Desai drew these conclusions after setting up a three-month experiment that compared three work schedules for trainees, two of which used a 16-hour limit and one which used a 30-hour limit. They were:

  • On call every fourth night with a 30-hour duty limit, OR
  • On call every fifth night with a 16-hour continuous duty limit, OR
  • On a night float schedule with a 16-hour continuous duty limit

When Desai and colleagues analyzed the results, they realized that the lowest number of interns who cared for one patient during a three-day stay went from three to as high as five.

Additionally, educational opportunities suffered under the 16-hour limits. For starters, interns had fewer admissions in the two 16-hour schedules than in the 30 hour schedule, and more patients were cared for by each intern in the 30-hour schedule.

Other lost opportunities came from the reduced amount of time 16-hour-scheduled interns spent attending a daily noon conference, and reduced amount of time they spent attending and teaching rounds, compared with interns on a 30-hour schedule.

And even though trainees in the 16-hour limited work schedule were not supposed to exceed that, they did.
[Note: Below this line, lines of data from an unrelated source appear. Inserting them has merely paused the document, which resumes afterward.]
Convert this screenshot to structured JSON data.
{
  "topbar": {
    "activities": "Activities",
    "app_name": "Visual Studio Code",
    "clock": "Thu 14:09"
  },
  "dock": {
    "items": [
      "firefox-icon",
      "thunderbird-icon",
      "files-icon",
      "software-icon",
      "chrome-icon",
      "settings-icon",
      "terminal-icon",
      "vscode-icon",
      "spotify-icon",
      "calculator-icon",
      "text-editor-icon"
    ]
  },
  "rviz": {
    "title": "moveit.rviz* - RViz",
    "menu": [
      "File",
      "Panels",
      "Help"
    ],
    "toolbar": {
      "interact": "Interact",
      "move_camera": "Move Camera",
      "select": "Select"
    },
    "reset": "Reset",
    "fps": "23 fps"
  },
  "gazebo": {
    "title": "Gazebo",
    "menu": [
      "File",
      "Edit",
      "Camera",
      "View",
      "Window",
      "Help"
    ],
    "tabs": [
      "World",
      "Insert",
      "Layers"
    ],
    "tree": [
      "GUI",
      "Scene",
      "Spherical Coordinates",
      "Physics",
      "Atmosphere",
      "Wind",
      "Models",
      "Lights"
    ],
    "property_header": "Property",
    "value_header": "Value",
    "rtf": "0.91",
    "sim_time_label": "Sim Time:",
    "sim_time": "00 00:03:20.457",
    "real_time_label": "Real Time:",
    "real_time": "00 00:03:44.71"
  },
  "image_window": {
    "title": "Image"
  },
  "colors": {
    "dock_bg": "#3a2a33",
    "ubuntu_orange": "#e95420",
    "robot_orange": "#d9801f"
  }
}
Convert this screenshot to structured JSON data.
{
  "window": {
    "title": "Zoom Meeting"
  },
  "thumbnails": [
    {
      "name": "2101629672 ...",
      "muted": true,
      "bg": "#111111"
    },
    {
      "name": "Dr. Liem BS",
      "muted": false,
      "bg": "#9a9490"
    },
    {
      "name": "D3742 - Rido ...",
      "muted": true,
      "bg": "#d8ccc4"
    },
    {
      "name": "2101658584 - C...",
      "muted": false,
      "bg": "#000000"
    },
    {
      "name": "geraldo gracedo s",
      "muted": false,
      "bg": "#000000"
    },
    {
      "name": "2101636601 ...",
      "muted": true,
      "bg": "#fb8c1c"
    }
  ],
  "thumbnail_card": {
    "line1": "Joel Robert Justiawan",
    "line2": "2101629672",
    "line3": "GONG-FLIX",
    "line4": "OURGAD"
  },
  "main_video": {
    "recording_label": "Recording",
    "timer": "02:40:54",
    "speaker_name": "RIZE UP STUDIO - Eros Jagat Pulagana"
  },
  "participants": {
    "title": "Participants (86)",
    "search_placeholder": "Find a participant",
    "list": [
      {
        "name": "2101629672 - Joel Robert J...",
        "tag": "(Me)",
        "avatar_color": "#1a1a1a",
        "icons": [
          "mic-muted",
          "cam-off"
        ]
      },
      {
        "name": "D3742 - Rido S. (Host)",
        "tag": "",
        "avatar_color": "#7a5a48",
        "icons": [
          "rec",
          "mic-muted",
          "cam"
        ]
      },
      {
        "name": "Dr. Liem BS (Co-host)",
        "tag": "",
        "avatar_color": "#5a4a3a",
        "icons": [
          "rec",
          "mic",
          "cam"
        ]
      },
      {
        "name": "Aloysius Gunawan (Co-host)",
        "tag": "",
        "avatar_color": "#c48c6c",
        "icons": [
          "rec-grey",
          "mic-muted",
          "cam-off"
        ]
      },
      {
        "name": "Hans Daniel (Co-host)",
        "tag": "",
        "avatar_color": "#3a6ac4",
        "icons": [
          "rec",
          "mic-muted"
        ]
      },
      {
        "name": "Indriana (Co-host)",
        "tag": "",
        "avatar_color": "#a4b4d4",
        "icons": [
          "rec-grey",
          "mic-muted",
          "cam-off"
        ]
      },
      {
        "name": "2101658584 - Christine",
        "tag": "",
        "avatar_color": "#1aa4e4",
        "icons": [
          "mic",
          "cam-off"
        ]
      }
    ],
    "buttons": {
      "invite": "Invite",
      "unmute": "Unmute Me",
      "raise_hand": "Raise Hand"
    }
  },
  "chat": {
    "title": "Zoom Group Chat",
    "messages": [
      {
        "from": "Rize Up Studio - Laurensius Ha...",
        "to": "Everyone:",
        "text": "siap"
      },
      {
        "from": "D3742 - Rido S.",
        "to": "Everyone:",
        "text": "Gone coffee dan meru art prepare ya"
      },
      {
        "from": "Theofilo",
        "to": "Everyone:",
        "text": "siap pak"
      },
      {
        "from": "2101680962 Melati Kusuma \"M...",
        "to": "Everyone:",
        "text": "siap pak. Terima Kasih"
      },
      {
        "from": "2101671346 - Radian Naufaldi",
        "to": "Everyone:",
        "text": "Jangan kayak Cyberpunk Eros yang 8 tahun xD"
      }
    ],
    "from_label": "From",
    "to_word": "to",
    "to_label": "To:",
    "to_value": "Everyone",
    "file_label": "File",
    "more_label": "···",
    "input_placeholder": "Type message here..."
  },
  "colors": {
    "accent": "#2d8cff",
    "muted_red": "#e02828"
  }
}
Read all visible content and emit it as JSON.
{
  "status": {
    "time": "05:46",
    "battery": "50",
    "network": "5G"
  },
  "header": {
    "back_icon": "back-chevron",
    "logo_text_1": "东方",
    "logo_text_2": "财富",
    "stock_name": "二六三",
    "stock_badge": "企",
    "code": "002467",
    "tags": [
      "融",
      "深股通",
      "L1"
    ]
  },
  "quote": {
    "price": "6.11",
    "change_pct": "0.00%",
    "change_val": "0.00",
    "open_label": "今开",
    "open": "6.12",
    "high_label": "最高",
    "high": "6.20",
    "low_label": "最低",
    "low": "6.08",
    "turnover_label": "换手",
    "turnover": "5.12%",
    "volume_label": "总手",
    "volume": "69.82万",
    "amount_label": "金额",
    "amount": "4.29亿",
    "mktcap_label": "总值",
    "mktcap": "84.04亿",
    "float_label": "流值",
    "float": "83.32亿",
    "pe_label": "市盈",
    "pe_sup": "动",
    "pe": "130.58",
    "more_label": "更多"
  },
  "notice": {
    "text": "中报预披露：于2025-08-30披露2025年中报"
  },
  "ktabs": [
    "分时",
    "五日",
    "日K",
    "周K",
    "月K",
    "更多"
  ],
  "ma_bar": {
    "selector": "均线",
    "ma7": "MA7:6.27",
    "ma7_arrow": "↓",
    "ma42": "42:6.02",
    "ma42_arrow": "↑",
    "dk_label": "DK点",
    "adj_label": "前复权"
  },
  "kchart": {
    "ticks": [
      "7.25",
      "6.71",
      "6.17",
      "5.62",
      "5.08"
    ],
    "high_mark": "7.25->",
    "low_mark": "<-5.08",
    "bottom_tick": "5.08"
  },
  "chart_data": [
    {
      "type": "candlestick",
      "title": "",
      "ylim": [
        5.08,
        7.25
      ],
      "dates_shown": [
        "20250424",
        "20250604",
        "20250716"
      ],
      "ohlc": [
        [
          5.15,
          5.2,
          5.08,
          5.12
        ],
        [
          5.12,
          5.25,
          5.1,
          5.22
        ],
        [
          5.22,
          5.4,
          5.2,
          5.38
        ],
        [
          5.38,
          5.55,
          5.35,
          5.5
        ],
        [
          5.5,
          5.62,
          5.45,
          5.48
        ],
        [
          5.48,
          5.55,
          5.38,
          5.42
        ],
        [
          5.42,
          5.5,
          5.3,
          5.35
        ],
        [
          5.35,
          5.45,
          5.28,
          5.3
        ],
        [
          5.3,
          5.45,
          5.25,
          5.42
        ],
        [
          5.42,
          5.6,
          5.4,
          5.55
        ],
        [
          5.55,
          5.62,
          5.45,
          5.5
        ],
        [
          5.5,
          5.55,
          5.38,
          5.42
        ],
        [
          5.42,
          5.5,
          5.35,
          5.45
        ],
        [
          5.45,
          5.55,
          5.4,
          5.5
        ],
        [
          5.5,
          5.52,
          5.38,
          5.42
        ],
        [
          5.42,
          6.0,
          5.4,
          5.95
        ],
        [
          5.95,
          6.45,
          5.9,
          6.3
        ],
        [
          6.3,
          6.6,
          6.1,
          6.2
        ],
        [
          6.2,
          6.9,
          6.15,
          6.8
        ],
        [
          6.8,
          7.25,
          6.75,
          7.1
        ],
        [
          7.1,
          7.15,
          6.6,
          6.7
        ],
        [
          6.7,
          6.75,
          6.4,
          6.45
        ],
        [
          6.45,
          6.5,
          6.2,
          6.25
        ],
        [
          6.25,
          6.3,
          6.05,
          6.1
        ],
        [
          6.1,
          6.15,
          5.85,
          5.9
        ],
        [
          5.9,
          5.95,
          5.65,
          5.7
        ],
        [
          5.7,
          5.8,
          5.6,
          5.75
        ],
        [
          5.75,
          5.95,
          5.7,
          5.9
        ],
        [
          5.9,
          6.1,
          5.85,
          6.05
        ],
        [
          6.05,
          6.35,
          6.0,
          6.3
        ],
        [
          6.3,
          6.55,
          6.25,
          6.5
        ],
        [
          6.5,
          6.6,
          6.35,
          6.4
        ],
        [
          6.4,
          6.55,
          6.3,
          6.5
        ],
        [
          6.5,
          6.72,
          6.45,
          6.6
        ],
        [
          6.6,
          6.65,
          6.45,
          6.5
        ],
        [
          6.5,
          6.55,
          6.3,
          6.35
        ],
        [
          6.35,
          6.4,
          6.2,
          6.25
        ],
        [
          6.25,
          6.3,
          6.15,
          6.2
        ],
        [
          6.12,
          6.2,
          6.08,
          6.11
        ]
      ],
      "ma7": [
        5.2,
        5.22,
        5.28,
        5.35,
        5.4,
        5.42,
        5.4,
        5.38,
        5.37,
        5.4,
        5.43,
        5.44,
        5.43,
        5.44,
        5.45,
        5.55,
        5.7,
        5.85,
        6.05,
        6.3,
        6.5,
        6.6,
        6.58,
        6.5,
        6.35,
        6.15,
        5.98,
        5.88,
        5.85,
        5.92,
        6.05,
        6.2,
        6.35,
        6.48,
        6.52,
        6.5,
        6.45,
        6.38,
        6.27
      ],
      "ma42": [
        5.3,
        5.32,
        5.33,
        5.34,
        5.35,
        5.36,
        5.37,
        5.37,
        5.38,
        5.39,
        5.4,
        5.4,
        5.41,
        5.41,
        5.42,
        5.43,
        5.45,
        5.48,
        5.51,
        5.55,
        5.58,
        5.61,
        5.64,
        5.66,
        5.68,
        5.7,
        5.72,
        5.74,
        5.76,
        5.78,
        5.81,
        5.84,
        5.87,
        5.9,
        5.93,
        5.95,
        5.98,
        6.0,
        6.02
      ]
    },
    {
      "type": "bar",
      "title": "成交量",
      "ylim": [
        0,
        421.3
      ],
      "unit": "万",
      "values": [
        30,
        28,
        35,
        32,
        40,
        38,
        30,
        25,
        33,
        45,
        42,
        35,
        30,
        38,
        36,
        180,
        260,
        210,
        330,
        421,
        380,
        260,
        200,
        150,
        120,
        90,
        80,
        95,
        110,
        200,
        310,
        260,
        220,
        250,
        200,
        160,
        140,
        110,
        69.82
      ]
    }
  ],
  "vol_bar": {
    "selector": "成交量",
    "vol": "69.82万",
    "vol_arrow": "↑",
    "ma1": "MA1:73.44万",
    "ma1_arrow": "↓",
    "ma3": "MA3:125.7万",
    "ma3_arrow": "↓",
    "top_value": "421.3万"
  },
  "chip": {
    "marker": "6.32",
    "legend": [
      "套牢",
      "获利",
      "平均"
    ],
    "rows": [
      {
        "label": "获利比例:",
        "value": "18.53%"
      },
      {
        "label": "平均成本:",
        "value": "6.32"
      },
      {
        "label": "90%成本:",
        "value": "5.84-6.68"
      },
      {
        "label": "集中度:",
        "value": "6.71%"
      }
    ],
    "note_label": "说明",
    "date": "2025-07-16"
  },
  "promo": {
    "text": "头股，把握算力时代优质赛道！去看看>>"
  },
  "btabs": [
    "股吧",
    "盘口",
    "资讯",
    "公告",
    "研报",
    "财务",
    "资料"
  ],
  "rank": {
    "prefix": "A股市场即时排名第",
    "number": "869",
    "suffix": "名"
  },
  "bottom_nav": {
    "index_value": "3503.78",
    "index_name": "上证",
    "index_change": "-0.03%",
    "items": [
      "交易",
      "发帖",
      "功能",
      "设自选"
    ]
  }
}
Violations of the 16-hour rule occurred in 36% of one 16-hour group of trainees, and 16% of the other 16-hour group.

"Implementing the 2011 Accreditation Council for Graduate Medical Education duty hour regulations may present challenges and could have unintended consequences," the authors wrote. Although sleep duration did increase during the on-call period, the regulations did not lead to an increase in average sleep per day.

Additionally, the 2011 rules resulted in a decrease in "continuity of patient care, intern and nurse perceptions of quality of care, and educational opportunities from teaching and patient care," Desai wrote.

In an accompanying invited commentary, Lara Goitein, MD, and Kenneth M. Ludmerer, MD, of Christus St. Vincent Regional Medical Center in Santa Fe, NM, said the current limitations are "too inflexible."

Not only has the policy change created a situation that leads to increased medical errors, they wrote, but "limiting work hours without commensurately decreasing workload exacerbates the already extreme work compression for residents." In other words, these trainees have to do more in less time.

"Residents still perform most of the work, but are now racing the clock."

Teaching hospitals have focused on work hours, rather than on workload because they "are heavily dependent on the work provided by residents" and reassigning patients to non-resident services "is more expensive than implementing work hour limitations, at least in direct costs.

Goitein and Ludmerer say the situation can be repaired in two ways. First, teaching hospitals can increase resident training positions to reduce work intensity, and they can shift some patients to non-resident providers.

"Of course these measures are costly and will face substantial hurdles," they wrote, but there is some evidence that making adjustments can pay off, and even pay for itself through reduced 30-day readmissions, shorter lengths-of-stay, and reduced need for intensive care unit admission.

In sum, they argue: "Residents should no longer be asked to do an increasing amount of work in less time and with less flexibility."